Due to the popularity of Silk Road the mainstream media has been busily reporting about the “dark” web. If you take the news stories about the “dark” web literally it is a place where child pornography is readily available, hitmen can be hired for a handful of Bitcoin, and terrorists commonly hold secret meetings to discuss their plan blow up the next elementary school. Reality, as is often the case with mainstream media portrayals, is quite different:
Read nearly any article about the dark web, and you’ll get the sense that its name connotes not just its secrecy but also the low-down dirty content of its shadowy realms. You’ll be told that it is home to several nefarious things: stolen data, terrorist sites, and child porn. Now while those things may be among what’s available on the dark web, all also are available on the normal web, and are easily accessible to anyone, right now, without the need for any fancy encryption software.
Despite reports, there are only shreds of evidence that the Islamic State is using the dark web. One apparent fund-raising site highlighted by the Washington Post had managed to garner exactly 0 bitcoins at the time of writing, and this was also the case with another I discovered recently. It’s worth pointing out that both of those sites simply claimed to be funneling the cash to the terrorist group, and could easily have been fakes. The one Islamic extremist dark web site to actually generate any revenue mustered only $1,200 earlier this year. Even it doesn’t explicitly mention the Islamic State.
And yes, child porn is accessible on the normal web. In fact, it is rampant when compared with what’s available from hidden sites. Last year, the Internet Watch Foundation, a charity that collates child sexual abuse websites and works with law enforcement and hosting providers to have the content removed, found 31,266 URLs that contained child porn images. Of those URLs, only 51 of them, or 0.2 percent, were hosted on the dark web.
In other words the big scary “dark” web is basically a smaller regular Internet. What you find on hidden sites, which is the correct term for the “dark” web, is also far more widely available on the regular Internet. Why do sites go through the hassle of requiring visitors to utilize something like the Tor browser then? Because maintaining anonymity for both themselves and their visitors is valuable.
In the case of Silk Road, for example, it was much easier to build user trust by using a hidden site since there was a barrier between the service and the identity of its users. Not only did that barrier protect users from potentially being revealed to law enforcement agents by the site’s administrators but it also prevented buyers and sellers from being able to identify each other. Silk Road was an example of anonymity making things safer for everybody involved.
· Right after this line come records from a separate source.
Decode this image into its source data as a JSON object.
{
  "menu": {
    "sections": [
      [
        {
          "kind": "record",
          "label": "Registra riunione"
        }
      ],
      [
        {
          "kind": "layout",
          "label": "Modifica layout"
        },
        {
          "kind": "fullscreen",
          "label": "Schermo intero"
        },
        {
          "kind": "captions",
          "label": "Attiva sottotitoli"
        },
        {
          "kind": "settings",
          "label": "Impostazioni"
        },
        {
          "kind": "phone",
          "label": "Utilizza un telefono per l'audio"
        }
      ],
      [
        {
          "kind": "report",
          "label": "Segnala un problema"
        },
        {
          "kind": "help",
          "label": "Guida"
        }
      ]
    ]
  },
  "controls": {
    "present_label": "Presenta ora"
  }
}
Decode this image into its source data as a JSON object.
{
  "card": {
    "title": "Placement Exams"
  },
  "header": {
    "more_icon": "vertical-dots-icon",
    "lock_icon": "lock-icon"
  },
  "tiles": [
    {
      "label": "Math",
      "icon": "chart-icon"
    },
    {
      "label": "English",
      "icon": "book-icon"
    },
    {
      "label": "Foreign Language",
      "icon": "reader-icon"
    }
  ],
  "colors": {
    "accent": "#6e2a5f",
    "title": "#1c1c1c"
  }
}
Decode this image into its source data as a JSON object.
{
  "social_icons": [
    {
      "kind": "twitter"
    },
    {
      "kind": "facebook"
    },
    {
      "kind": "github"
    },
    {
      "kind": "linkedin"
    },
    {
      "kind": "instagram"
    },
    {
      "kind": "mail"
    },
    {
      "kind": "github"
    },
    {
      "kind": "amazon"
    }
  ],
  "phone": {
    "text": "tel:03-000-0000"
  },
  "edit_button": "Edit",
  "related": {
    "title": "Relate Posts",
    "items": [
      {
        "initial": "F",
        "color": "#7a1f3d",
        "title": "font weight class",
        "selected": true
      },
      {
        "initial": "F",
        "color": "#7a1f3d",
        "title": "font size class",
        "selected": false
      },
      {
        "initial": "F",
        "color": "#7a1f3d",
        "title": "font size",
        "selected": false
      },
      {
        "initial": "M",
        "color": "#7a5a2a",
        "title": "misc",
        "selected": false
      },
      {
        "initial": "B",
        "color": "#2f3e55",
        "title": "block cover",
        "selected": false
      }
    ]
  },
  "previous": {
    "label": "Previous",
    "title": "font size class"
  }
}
If you’re of the opinion that buying and selling drugs should result in men with guns kicking down doors at oh dark thirty and therefore what I said above is not a valid justification for hidden sites don’t worry, I have another. Journalists often find themselves in positions where sources demand anonymity before revealing important information. That is why services such as Onionshare, were created:
That’s exactly the sort of ordeal Micah Lee, the staff technologist and resident crypto expert at Greenwald’s investigative news site The Intercept, hopes to render obsolete. On Tuesday he released Onionshare—simple, free software designed to let anyone send files securely and anonymously. After reading about Greenwald’s file transfer problem in Greenwald’s new book, Lee created the program as a way of sharing big data dumps via a direct channel encrypted and protected by the anonymity software Tor, making it far more difficult for eavesdroppers to determine who is sending what to whom.
Whistle blowers are an example of individuals who are less likely to talk to journalists, and therefore blow the whistle, unless their identify can be protected. This is especially true when the whistle blower is revealing unlawful government activities. With access to legal coercive powers it is possible for the state to compel a journalist to reveal a source of information damning to it. If the journalist doesn’t know the identity of the whistle blower, as would be the case if the data was sent via a hidden service, they cannot reveal it to the state no matter what court orders it issues or torture it performs. That protection makes the likelihood of a whistle blower to come forward much higher.
The “dark” web is little more than a layer of anonymity bolted onto the existing Internet. Anything available on the former is available in far larger quantities on the latter. What the “dark” web offers is protection for people often needing it. Like any tool it can be used for both good and bad but that doesn’t justify attempting to wipe it out. And because much of the world is ruled by even more insane states than the ones that dominate the so-called first world I would argue the good of protecting people far outweighs the bad that was happening and still is happening on the regular Internet.